Job postings that advertise a 4-day workweek have grown steadily in recent years but still remain low overall, rising from 0.1% in September 2019 to nearly 0.3% in September 2023, according to an Oct. 30 report from Indeed’s Hiring Lab.

Interestingly, the increase in postings has occurred among in-person sectors rather than remote-friendly industries. The bulk of advertisements with a 4-day workweek has been in veterinary services, dentistry and manufacturing, where many striking workers have demanded shorter workweeks.

“A 4-day workweek may be gaining popularity, but it has a long way to go before becoming the norm,” wrote Allison Shrivastava and Nick Bunker, economists with the Indeed Hiring Lab.

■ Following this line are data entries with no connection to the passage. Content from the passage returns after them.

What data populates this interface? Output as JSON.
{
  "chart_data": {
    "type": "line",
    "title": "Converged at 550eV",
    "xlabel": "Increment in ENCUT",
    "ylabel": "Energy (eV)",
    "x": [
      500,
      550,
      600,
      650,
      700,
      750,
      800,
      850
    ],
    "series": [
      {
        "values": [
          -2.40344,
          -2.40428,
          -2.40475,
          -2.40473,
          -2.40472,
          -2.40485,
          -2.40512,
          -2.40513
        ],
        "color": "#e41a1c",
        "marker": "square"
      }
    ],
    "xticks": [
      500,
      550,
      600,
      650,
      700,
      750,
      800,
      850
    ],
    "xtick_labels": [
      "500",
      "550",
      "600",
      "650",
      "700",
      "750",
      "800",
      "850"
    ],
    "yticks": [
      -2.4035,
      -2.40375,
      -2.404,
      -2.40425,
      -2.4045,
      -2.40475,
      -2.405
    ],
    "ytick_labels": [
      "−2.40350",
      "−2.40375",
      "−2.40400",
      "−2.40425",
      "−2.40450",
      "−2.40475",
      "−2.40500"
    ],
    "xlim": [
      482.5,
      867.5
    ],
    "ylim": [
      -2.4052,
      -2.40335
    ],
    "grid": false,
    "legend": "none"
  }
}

“Time will tell if this remains a rare benefit offered for some in-person roles in order to stay competitive or becomes an expectation for job seekers and/or a more common demand in union negotiations,” they wrote. “But for office workers in particular, a standardized 4-day workweek is a long way off.”

Job postings that mention a 4-day workweek are increasing most in the veterinary services sector, with the share of advertisements growing by 1.39 percentage points during the past four years. After that, dentistry is up 0.9 percentage points, followed by industrial engineering, driving and architecture, which are up by about 0.3 percentage points.

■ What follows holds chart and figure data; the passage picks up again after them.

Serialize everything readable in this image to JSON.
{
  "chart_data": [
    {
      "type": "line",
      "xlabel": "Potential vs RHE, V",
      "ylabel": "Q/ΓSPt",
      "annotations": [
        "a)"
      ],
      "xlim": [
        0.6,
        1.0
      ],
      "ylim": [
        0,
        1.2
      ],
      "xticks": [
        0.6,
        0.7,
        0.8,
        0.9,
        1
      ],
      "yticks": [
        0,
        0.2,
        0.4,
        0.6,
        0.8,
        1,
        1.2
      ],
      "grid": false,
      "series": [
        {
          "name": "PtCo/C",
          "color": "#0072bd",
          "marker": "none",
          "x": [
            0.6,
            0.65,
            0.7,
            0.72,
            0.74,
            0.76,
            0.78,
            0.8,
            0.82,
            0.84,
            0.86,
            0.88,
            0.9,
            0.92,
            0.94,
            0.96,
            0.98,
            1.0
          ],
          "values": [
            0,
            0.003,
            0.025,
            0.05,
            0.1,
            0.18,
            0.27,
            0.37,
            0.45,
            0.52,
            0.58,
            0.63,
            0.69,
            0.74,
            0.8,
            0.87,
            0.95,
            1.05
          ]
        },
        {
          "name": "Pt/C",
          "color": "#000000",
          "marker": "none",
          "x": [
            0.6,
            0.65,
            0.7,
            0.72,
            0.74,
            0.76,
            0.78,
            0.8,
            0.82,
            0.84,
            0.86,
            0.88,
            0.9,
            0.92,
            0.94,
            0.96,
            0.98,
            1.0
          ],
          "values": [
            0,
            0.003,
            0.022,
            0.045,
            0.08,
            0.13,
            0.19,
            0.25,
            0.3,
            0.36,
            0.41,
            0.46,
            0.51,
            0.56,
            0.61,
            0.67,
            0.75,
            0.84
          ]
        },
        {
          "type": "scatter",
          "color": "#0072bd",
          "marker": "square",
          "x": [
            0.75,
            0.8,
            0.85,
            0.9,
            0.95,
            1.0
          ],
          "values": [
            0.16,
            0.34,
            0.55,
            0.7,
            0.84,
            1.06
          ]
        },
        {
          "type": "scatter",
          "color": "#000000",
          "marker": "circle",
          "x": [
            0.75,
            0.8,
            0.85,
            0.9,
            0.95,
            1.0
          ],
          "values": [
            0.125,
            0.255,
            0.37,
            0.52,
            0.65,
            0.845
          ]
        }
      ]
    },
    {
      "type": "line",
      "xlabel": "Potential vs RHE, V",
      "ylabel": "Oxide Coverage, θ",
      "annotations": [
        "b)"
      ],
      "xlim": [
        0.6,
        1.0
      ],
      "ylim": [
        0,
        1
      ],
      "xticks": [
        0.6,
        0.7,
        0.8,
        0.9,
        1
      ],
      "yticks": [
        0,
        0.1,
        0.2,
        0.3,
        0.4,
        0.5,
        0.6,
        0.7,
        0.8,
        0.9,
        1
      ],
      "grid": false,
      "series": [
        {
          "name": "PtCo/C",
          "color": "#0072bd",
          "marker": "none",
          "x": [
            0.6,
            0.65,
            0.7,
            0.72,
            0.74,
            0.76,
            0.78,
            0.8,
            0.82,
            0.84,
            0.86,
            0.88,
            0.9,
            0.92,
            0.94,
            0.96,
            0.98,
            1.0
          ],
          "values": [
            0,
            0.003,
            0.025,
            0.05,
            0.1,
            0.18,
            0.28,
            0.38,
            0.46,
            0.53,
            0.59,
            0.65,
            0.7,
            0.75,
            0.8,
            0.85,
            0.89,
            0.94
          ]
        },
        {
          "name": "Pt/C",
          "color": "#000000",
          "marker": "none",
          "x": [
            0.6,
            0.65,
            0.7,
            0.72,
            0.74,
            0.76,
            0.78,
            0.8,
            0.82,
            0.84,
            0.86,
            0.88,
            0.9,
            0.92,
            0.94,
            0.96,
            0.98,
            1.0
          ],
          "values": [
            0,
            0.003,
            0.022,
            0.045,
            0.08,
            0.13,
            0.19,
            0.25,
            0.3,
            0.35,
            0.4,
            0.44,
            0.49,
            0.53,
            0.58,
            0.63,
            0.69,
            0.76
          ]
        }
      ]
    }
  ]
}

Job postings in manufacturing and production that advertise a 4-day workweek have increased by 40% since September 2019, yet that only represents an increase in level terms from 0.5% to 0.7%. Leaders of the United Auto Workers have demanded a 4-day workweek as part of their contract negotiations and strike against the country’s Big Three automakers.

“While it’s difficult to tell if 4-day workweek opportunities for manufacturing workers will continue to grow, it is currently a topic of lively discussion,” Shrivastava and Bunker wrote.

About 80% of office workers have said they’d be more productive if they had a 4-day workweek, according to a report from ResumeBuilder.com. In addition, about three-quarters said they would switch jobs and one-third said they would take a pay cut if they were offered a 4-day schedule.

In a six-month pilot program with reduced workweek schedules, 91% of 60 participating companies said they plan to continue a 4-day workweek, according to a recent update from 4 Day Week Global. During the pilot, companies reported 35% year-over-year increases in revenue, increased hiring and decreased absenteeism.

At the same time, a 4-day schedule may not work well for all workers. O.C. Tanner, an employee recognition company, wanted to offer schedule flexibility to its deskless factory workers alongside its desked workers. Although the experiment didn’t ultimately work, leaders said they learned about their business and showed workers that they listened and cared.